Today, with the onset of Long Tail economics, Caves’ division of labor might be seen as increasingly irrelevant: the artist can take his/her product direct to market via the Internet and is no longer dependent on a third party to negotiate access; thus his/her entrepreneurial and business abilities are ever more crucial.

==Definition==

The policy consultant and author, John Howkins, observes how the French economist and journalist, Jean-Baptiste Say, coined the term ‘entrepreneur’ in the late Eighteenth Century to describe a person who unlocks capital tied up in land and redirects it. Howkins makes this observation on the creative entrepreneur:

“Entrepreneurs in the creative economy…operate like Say’s original model entrepreneur but with an important difference…they use creativity to unlock the wealth that lies within themselves. Like true capitalists, they believe that this creative wealth, if managed right, will engender more wealth.”.

Howkins goes on to observe that, despite lack of recognition from economists and politicians, and traditional lack of support from society (although this is changing), creative entrepreneurs tend to be bright and to value their independence above all else. The freedom to manage their own time and abilities compensate for the unpredictable nature of their working environment, and irregularity of their income:

“These people instinctively think for themselves, instinctively network, instinctively keep several balls in the air at once.

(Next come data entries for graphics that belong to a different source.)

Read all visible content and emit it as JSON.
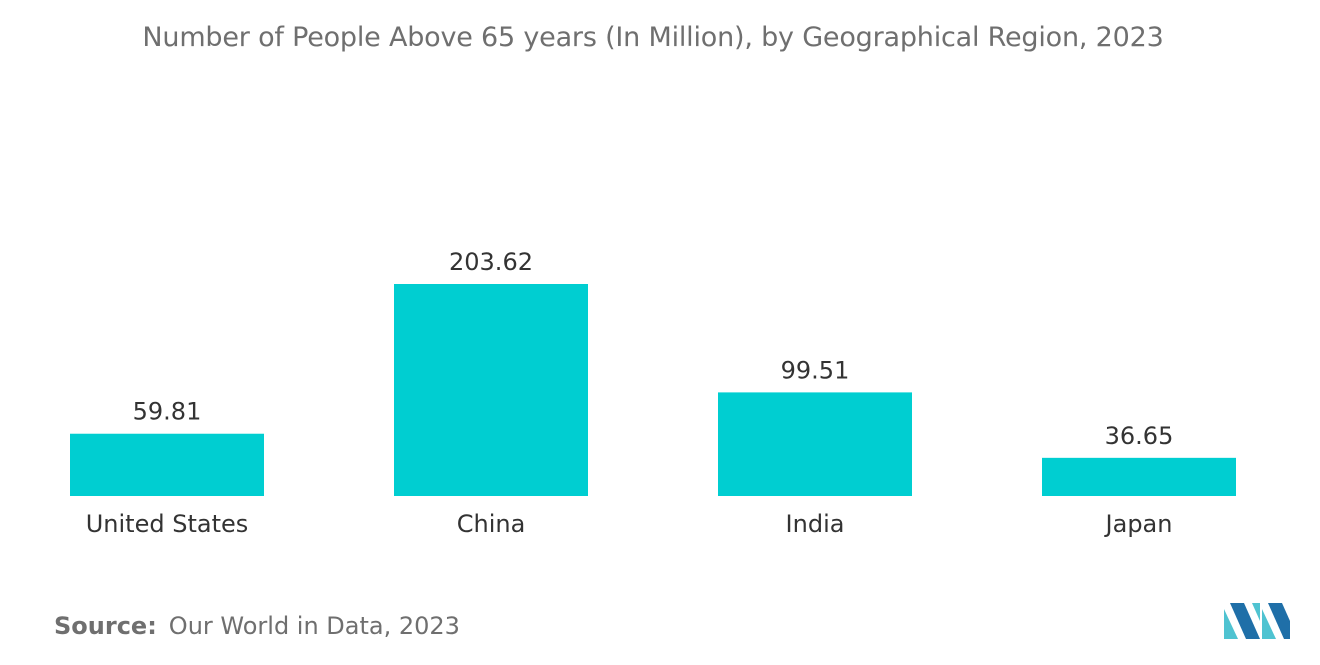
{
  "chart_data": {
    "type": "bar",
    "title": "Number of People Above 65 years (In Million), by Geographical Region, 2023",
    "categories": [
      "United States",
      "China",
      "India",
      "Japan"
    ],
    "values": [
      59.81,
      203.62,
      99.51,
      36.65
    ],
    "value_labels": [
      "59.81",
      "203.62",
      "99.51",
      "36.65"
    ],
    "xlabel": "",
    "ylabel": "",
    "ylim": [
      0,
      203.62
    ],
    "grid": false,
    "bar_color": "#00ced1"
  },
  "source": {
    "label": "Source:",
    "text": "Our World in Data, 2023"
  },
  "colors": {
    "text": "#333333",
    "muted": "#6f6f6f",
    "logo_dark": "#1f6fa8",
    "logo_light": "#4fc3d1"
  }
}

They are the shock troops not only for new ideas about our culture but for new ideas about working in it.”

==Contribution to the economy==

In 2007, the UK's creative sector was growing twice as fast as the rest of the economy and generally considered to be equally important to the financial sector, which, at the time, was the driving force of the UK's gross domestic product.

Now, as then, the majority of people working in the creative industries tend to be self-employed – either freelance or running their own business. These people have the potential to be a key driver of the creative economy, but few see themselves as ‘creative entrepreneurs’.

Figures show that only a handful of self-employed creatives in the UK have gone on to start a company or employ other people - the US, by contrast, has a relatively high number of business start-ups. (Howkins, 2001)

As Howkins and others (Caves, 2000; Davies, 2007) observes, there has generally been a lack of support for creative entrepreneurship in the UK.

===Specific skills===

Creative entrepreneurs need to master specific skills: an understanding of intellectual property is essential, combined with the ability to manage cash flow, key talent, and the creative process effectively.

Howkins (2001) lists 11 rules for successful creative entrepreneurs. These rules include: invent yourself, prioritize ideas over data, be nomadic, learn endlessly and, most importantly, have fun.